Work experience and technical expertise
- Minimum of 5 years of experience developing BCC strategies and implementing social and behavioural change (SBCC) in programs. The same experience in health program will be an asset.
- Experience conducting desk review, research, and data analysis on social and behavioural change topics.
- Experience in designing SBCC training tools and conducting ToT.

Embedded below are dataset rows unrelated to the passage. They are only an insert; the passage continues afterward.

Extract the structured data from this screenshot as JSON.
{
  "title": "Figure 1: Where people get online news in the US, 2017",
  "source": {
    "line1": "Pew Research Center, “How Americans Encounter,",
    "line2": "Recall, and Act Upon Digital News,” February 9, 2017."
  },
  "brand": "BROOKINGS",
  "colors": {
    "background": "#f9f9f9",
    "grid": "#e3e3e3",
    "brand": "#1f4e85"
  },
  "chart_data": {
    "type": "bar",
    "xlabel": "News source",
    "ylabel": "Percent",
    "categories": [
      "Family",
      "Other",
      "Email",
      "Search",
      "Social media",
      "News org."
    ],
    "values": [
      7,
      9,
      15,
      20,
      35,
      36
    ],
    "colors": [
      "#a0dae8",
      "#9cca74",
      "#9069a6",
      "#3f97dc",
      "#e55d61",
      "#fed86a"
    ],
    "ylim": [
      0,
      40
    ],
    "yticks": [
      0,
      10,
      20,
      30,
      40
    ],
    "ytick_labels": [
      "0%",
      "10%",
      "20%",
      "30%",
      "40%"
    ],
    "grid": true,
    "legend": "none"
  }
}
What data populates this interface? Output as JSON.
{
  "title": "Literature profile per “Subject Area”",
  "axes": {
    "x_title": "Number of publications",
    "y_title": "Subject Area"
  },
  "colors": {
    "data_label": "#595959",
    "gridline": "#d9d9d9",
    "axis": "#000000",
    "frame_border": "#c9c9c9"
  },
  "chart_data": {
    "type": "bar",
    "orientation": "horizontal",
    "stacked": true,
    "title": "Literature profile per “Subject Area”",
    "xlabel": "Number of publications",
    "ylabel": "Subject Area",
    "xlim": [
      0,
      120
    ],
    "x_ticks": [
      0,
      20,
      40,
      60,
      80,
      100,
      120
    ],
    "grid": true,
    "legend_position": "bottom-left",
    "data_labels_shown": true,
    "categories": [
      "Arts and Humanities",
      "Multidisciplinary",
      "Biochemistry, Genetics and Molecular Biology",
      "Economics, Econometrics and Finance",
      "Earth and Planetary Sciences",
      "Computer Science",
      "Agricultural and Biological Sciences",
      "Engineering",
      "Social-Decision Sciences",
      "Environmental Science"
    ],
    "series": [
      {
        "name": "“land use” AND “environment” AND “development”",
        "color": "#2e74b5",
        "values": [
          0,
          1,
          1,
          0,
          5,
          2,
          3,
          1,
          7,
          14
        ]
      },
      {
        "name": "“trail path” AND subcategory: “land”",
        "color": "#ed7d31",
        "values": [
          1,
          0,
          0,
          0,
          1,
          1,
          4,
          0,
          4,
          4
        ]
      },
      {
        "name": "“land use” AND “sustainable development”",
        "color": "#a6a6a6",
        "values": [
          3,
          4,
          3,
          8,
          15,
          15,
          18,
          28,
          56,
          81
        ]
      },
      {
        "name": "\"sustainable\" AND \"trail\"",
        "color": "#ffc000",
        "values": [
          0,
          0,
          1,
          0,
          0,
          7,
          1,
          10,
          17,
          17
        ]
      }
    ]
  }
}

- Previous experience with INGOs is an asset.
- Knowledge of the Middle East context is desired.
Competencies
- Professionalism
- Experience working with multi-cultural teams.
- Team player with strong interpersonal skills.
- Strong research and writing skills.
- Excellent organisational skills.
- Demonstrated ability to meet deadlines and work under pressure.
- Full understanding and respect of humanitarian principles, and PSEA policies.
- Ability to be flexible and respond positively to changes in the strategy as part of the review and feedback process.
Languages
- Fluency in English (written and spoken)
- Fluency in Arabic or Kurdish is a plus
DETAILS OF THE CONSULTANCY
Duration
The consultancy is expected to be completed over four months (16 weeks), from February to End of May 2025.
Location
On-Site
Reporting structure
The consultant will work closely with and directly report to the Medical and MHPSS Coordinators. He/she will be required to submit all deliverables to the coordinators for review and approval. The coordinators will provide feedback and guidance on the draft BCC strategy, ensuring alignment with the project’s objectives, BMZ’s resilience priorities, and the local context.
Both the Coordinators and Project Manager will be available for regular check-ins and support to address any challenges or questions that may arise.
In case of difficulties, reorientations shall be considered during the consultancy but only after the written approval of the relevant coordinators.
Payment Schedule
Phase one: 30%
Phase two: 70%
AVAILABLE BUDGET
The total budget for this consultancy is a maximum of 15,000.00 Euros, which includes all costs and contingency costs.
The Consultant should submit a detailed budget proposal showing costs broken down by expense item., based on the following model:
Unit
(State*)
Unit cost
(Euros)
Total
(Euros)
Comments
Remuneration
€
€
Translator
Travelling-Flights
€
€
Other (detail)
€
€
TOTAL
€
€
How to apply
APPLICATION PROCESS
MDM-ES will apply a two-stage application process as detailed below:
Stage 1
Expression of Interest (EOI)
- Interested consultants are invited to submit an EOI for this consultancy. The EOI should include the following:
- Cover letter (maximum two pages) highlighting the consultant’s relevant experience and qualifications for this assignment.
- CVs (maximum four pages) outlining the consultant’s educational background, professional experience, and specific expertise in behaviour change communication strategies.
- Brief description of the consultant’s proposed approach and methodology for developing the BCC strategy (maximum ten pages).
- Examples of 2-3 relevant previous assignments demonstrating the consultant’s experience in similar projects.
The EOI should be submitted by 26/02/2025 to [email protected]
Stage 2
Proposal Submission
- Based on the evaluation of the EOIs, a shortlist of qualified consultants will be invited to submit a complete technical and financial proposal. The selected consultants will receive additional information and instructions for the proposal submission.
The full proposal should include the following:
Technical Proposal:
- Detailed technical approach and methodology for developing the BCC strategy.
- Work plan and timeline for the assignment.
- Relevant experience and qualifications of the consultant
- Proposed team composition and roles (if applicable)
Financial Breakdown:
- Total budget (inc.VAT)
- Detailed budget breakdown, including professional fees and other relevant costs (living expenses, transport, interpreters if applicable, etc).
- Justification for the proposed budget.
A sworn statement confirming (the absence of) any conflicts of interest.
Additional supporting documents:
- CVs of consultant/team
- Samples of BCC strategy developed in the past
The specific deadline for submitting the full proposal will be communicated to the shortlisted consultants (the tentative deadline is two weeks after the request for proposals).